La possibilité d'une exception au délai péremptoire de six mois ne figure pas dans le texte légal. On peut donc se demander si cette absence constitue un silence qualifié ou s'il faut au contraire s'en remettre à l'intention du législateur exprimée dans l'exposé des motifs. La question peut rester indécise en l'espèce car les circonstances particulières de la présente cause justifient de tenir compte du retard mis par l'administration à convoquer l'intéressé. Il faut bien admettre en effet que si le délai de six mois vient à échéance durant l'absence du recourant à l'étranger depuis le 11 août 2019, c'est parce que l'autorité a attendu le printemps pour convoquer le recourant à la dernière séance du début l'été alors que la décision appelant cette convocation remontait à l'automne précédent.

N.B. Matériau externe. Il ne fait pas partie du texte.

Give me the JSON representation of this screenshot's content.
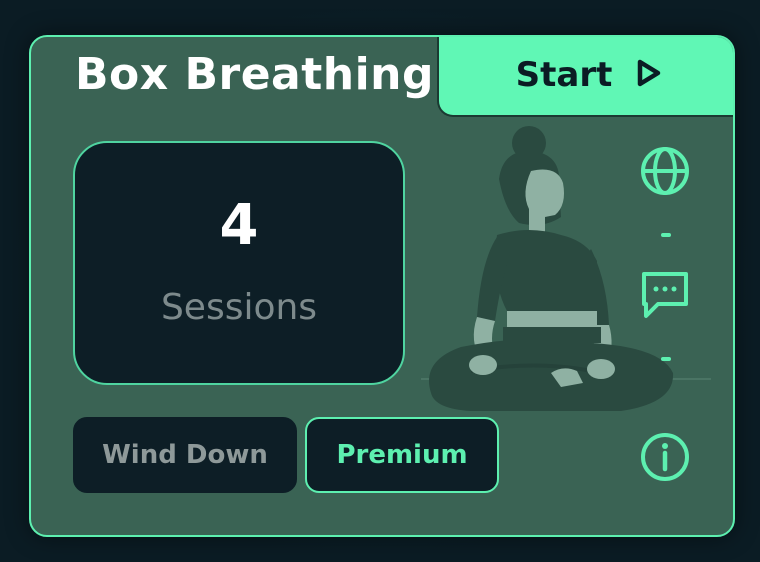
{
  "card": {
    "title": "Box Breathing",
    "start_label": "Start",
    "sessions": {
      "count": "4",
      "label": "Sessions"
    },
    "tags": [
      {
        "label": "Wind Down"
      },
      {
        "label": "Premium"
      }
    ],
    "side_icons": [
      "globe-icon",
      "chat-icon",
      "info-icon"
    ],
    "illustration": "meditating-person-illustration"
  },
  "colors": {
    "card_bg": "#3a6354",
    "accent": "#60f7b5",
    "dark": "#0d1e26",
    "page_bg": "#0b1c24"
  }
}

Dans ces conditions, l'autorité ne peut pas de bonne foi soutenir, comme elle le fait dans sa réponse, qu'elle n'est pas en mesure de faire partir le délai de six mois ultérieurement, faute d'éléments d'information à sa disposition.

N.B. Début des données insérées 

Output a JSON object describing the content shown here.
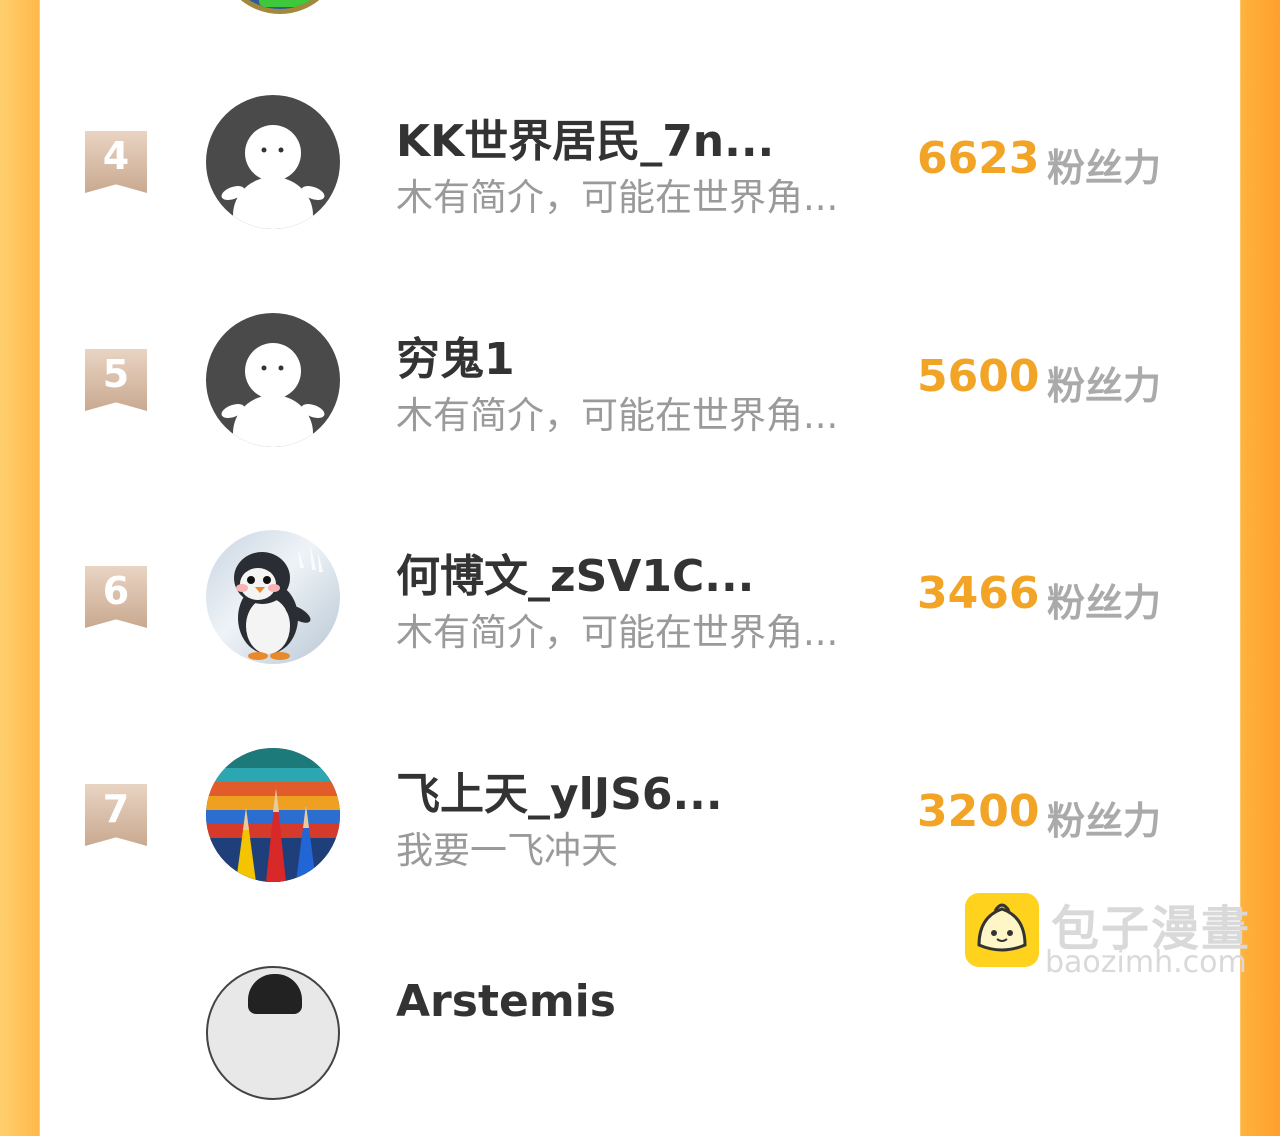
{
  "ranking": {
    "unit_label": "粉丝力",
    "entries": [
      {
        "rank": "4",
        "name": "KK世界居民_7n...",
        "bio": "木有简介，可能在世界角...",
        "score": "6623",
        "avatar": "default-avatar"
      },
      {
        "rank": "5",
        "name": "穷鬼1",
        "bio": "木有简介，可能在世界角...",
        "score": "5600",
        "avatar": "default-avatar"
      },
      {
        "rank": "6",
        "name": "何博文_zSV1C...",
        "bio": "木有简介，可能在世界角...",
        "score": "3466",
        "avatar": "penguin-photo"
      },
      {
        "rank": "7",
        "name": "飞上天_ylJS6...",
        "bio": "我要一飞冲天",
        "score": "3200",
        "avatar": "colored-pencils-photo"
      },
      {
        "rank": "",
        "name": "Arstemis",
        "bio": "",
        "score": "",
        "avatar": "person-photo"
      }
    ]
  },
  "watermark": {
    "title": "包子漫畫",
    "url": "baozimh.com"
  },
  "colors": {
    "accent": "#f2a427",
    "border_orange": "#ffb33f",
    "rank_badge": "#d6b9a2",
    "watermark_logo": "#ffd21e"
  }
}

Il y a donc lieu, comme le recourant l'a demandé dans la lettre de son conseil du 20 août 2019, de prolonger de six mois le délai imparti au recourant pour prêter serment.

3.                      Vu ce qui précède, le recours est partiellement admis et la décision attaquée réformée en ce sens que le délai imparti au recourant pour prêter serment est prolongé de six mois. L'arrêt sera rendu sans frais et le recourant a droit à des dépens partiels à la charge de l'autorité intimée.

Par ces motifs
la Cour de droit administratif et public
du Tribunal cantonal
arrête:

I.                       Le recours est partiellement admis.

II.                      La décision du Service de la population du 15 août 2019 est réformée en ce sens que le délai imparti au recourant pour prêter serment est prolongé de six mois.

III.                    Il n'est pas perçu d'émolument.

IV.                    La somme de 500 (cinq cents) francs est allouée au recourant à titre de dépens à la charge du Service de la population.

Lausanne, le 2 octobre 2019

                                                          Le président:

 

 

 

 

Le présent arrêt est communiqué aux destinataires de l'avis d'envoi ci-joint.

Il peut faire l'objet, dans les trente jours suivant sa notification, d'un recours au Tribunal fédéral (Tribunal fédéral suisse, 1000 Lausanne 14). Le recours en matière de droit public s'exerce aux conditions des articles 82 ss de la loi du 17 juin 2005 sur le Tribunal fédéral (LTF - RS 173.110), le recours constitutionnel subsidiaire à celles des articles 113 ss LTF. Le mémoire de recours doit être rédigé dans une langue officielle, indiquer les conclusions, les motifs et les moyens de preuve, et être sign. Les motifs doivent exposer succinctement en quoi l’acte attaqué viole le droit. Les pièces invoquées comme moyens de preuve doivent être jointes au mémoire, pour autant qu’elles soient en mains de la partie; il en va de même de la décision attaquée.